As more brands are coming to understand the power of mobile as part of their marketing strategy, we need to do even more to break down the complexities to increase testing and innovation.  That means speaking clearly about capabilities and limitations to identify existing challenges.  The sooner we're able to do that, the faster we can identify solutions that push us all forward.

Main Take-Away: If a media partner or agency can't explain a concept without jargon, it's probably a bust.

Friday, February 21, 2014

Weekly Wrap Up

The mobile landscape is a crazy place these days as the rate of mergers and acquisitions seems to accelerate every day.  We are literally in a living version of Monopoly where the major players are scrambling to buy up properties so they can start laying down [advertising] real estate to really make the big bucks.

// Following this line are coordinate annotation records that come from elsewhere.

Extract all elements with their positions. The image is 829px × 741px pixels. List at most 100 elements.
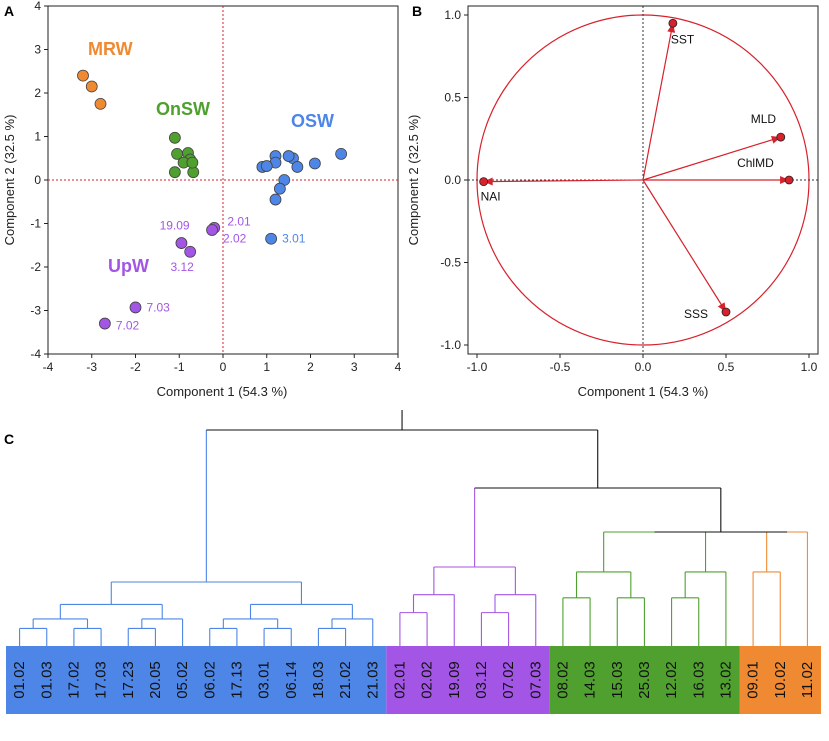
- arrowhead-chlmd: [780, 176, 790, 184]
- panel-a-point-labels: 2.01 19.09 2.02 3.12 7.03 7.02 3.01: [116, 214, 306, 332]
- leaf-label: 17.02: [65, 661, 82, 699]
- point-label: 7.03: [146, 300, 170, 314]
- point-label: 3.12: [171, 260, 195, 274]
- y-tick-label: 1: [34, 130, 41, 144]
- point-label: 3.01: [282, 232, 306, 246]
- leaf-label: 07.02: [500, 661, 517, 699]
- cluster-box-osw: [6, 646, 387, 714]
- panel-a-points: [77, 69, 348, 330]
- loading-vector-sst: [642, 23, 674, 181]
- panel-a-ylabel: Component 2 (32.5 %): [2, 115, 17, 246]
- data-point-upw: [98, 317, 111, 330]
- y-tick-label: 1.0: [444, 8, 461, 22]
- panel-b-vectors: SST MLD ChlMD NAI SSS: [479, 18, 794, 321]
- panel-a-label: A: [4, 3, 14, 19]
- y-tick-label: -4: [30, 347, 41, 361]
- leaf-label: 06.02: [201, 661, 218, 699]
- leaf-label: 01.02: [11, 661, 28, 699]
- panel-c-label: C: [4, 431, 14, 447]
- leaf-label: 17.13: [228, 661, 245, 699]
- leaf-label: 12.02: [663, 661, 680, 699]
- y-tick-label: -2: [30, 260, 41, 274]
- data-point-onsw: [168, 166, 181, 179]
- y-tick-label: -1: [30, 217, 41, 231]
- x-tick-label: -4: [43, 360, 54, 374]
- data-point-osw: [335, 147, 348, 160]
- loading-point-sss: [721, 307, 731, 317]
- leaf-label: 21.02: [337, 661, 354, 699]
- data-point-osw: [273, 182, 286, 195]
- leaf-label: 06.14: [283, 661, 300, 699]
- x-tick-label: 1.0: [801, 360, 818, 374]
- y-tick-label: -0.5: [440, 256, 461, 270]
- data-point-osw: [265, 232, 278, 245]
- data-point-osw: [291, 161, 304, 173]
- group-label-osw: OSW: [291, 111, 334, 131]
- loading-vector-sss: [642, 179, 727, 313]
- leaf-label: 21.03: [364, 661, 381, 699]
- data-point-osw: [308, 157, 321, 170]
- panel-b-loadings: B -1.0 -0.5 0.0 0.5 1.0 1.0 0.5 0.0 -0.5 -1.0 SST…: [406, 3, 819, 399]
- x-tick-label: 4: [395, 360, 402, 374]
- panel-a-xlabel: Component 1 (54.3 %): [157, 384, 288, 399]
- y-tick-label: 2: [34, 86, 41, 100]
- data-point-mrw: [77, 69, 89, 82]
- variable-label-nai: NAI: [481, 190, 501, 204]
- y-tick-label: -1.0: [440, 338, 461, 352]
- point-label: 2.02: [223, 232, 247, 246]
- cluster-box-mrw: [739, 646, 821, 714]
- leaf-label: 15.03: [609, 661, 626, 699]
- group-label-mrw: MRW: [88, 39, 133, 59]
- panel-a-ticks: -4 -3 -2 -1 0 1 2 3 4 4 3 2 1 0 -1 -2 -3 -4: [30, 0, 401, 374]
- dendrogram-leaf-boxes: [6, 646, 821, 714]
- loading-vector-mld: [642, 136, 781, 181]
- leaf-label: 08.02: [554, 661, 571, 699]
- y-tick-label: 0.5: [444, 91, 461, 105]
- data-point-onsw: [186, 156, 199, 169]
- leaf-label: 02.01: [391, 661, 408, 699]
- leaf-label: 25.03: [636, 661, 653, 699]
- leaf-label: 17.23: [120, 661, 137, 699]
- panel-b-xlabel: Component 1 (54.3 %): [578, 384, 709, 399]
- y-tick-label: 4: [34, 0, 41, 13]
- leaf-label: 05.02: [174, 661, 191, 699]
- x-tick-label: -1.0: [467, 360, 488, 374]
- leaf-label: 07.03: [527, 661, 544, 699]
- leaf-label: 18.03: [310, 661, 327, 699]
- dendrogram-leaf-labels: 01.02 01.03 17.02 17.03 17.23 20.05 05.02 06.02…: [11, 661, 816, 699]
- panel-c-dendrogram: C 01.02 01.03 17.02 17.03 17.23 20.05 05.02 06.…: [4, 410, 821, 714]
- data-point-upw: [129, 301, 142, 314]
- point-label: 19.09: [160, 219, 190, 233]
- x-tick-label: -0.5: [550, 360, 571, 374]
- leaf-label: 16.03: [690, 661, 707, 699]
- data-point-osw: [269, 193, 282, 206]
- arrowhead-nai: [483, 177, 493, 186]
- y-tick-label: 0: [34, 173, 41, 187]
- data-point-upw: [206, 224, 218, 236]
- data-point-mrw: [85, 80, 98, 93]
- leaf-label: 20.05: [147, 661, 164, 699]
- y-tick-label: -3: [30, 304, 41, 318]
- loading-point-mld: [776, 132, 786, 142]
- loading-point-nai: [479, 177, 489, 187]
- leaf-label: 03.01: [256, 661, 273, 699]
- panel-b-ylabel: Component 2 (32.5 %): [406, 115, 421, 246]
- group-label-upw: UpW: [108, 256, 149, 276]
- leaf-label: 13.02: [717, 661, 734, 699]
- data-point-mrw: [94, 97, 107, 110]
- dendrogram-tree: [19, 410, 808, 646]
- point-label: 7.02: [116, 319, 140, 333]
- leaf-label: 02.02: [419, 661, 436, 699]
- cluster-box-upw: [386, 646, 550, 714]
- y-tick-label: 3: [34, 43, 41, 57]
- leaf-label: 17.03: [93, 661, 110, 699]
- data-point-osw: [282, 150, 295, 162]
- x-tick-label: 0.5: [718, 360, 735, 374]
- data-point-onsw: [168, 131, 181, 144]
- leaf-label: 09.01: [745, 661, 762, 699]
- x-tick-label: 1: [263, 360, 270, 374]
- y-tick-label: 0.0: [444, 173, 461, 187]
- loading-point-chlmd: [784, 175, 794, 185]
- data-point-osw: [260, 160, 273, 172]
- panel-b-ticks: -1.0 -0.5 0.0 0.5 1.0 1.0 0.5 0.0 -0.5 -1.0: [440, 8, 817, 374]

The biggest news this week was undoubtedly Facebook's $19 billion purchase of messaging service WhatsApp.  A less publicized purchase for PhiSix (3D virtual try-on technology) also came from eBay this week.  Though almost all of the major players (Apple, Google, Facebook, eBay) are gobbling up properties at lightening speed, their reasons for doing so seem to be very different.  Some have likened Facebook's acquisition strategy to that of P&G, in which the company is hoping to have a hand in various properties, competitive or not, to make sure they have a hand in the revenues long-term.  eBay's acquisition history however reflects more synergy to grow the related benefits of each of its properties (the company has presented advertisers with multiple scenarios via an NYC pop-up store to show how their technology stack works together to improve customer experiences).  Google on the other hand has been very clear about their objective to unify products to connect user experiences across devices and use cases to improve tracking attribution and targeting.

Regardless of the varying strategies behind these acquisitions, the thing that is most clear is we are no where close to seeing them end.  Many technology platforms are already planning their exit strategies and even the most niche partners are open to buying vs building (media networks, creative shops, you name it).  Mobile may be a very fragmented ecosystem today, but we are starting to see the varying sides emerge and the potential impact they may have on consumers and advertisers alike in the future.  So I guess the question is, are you betting on the value of Park Place & Broadway or do you favor the diversity of quantity in your properties?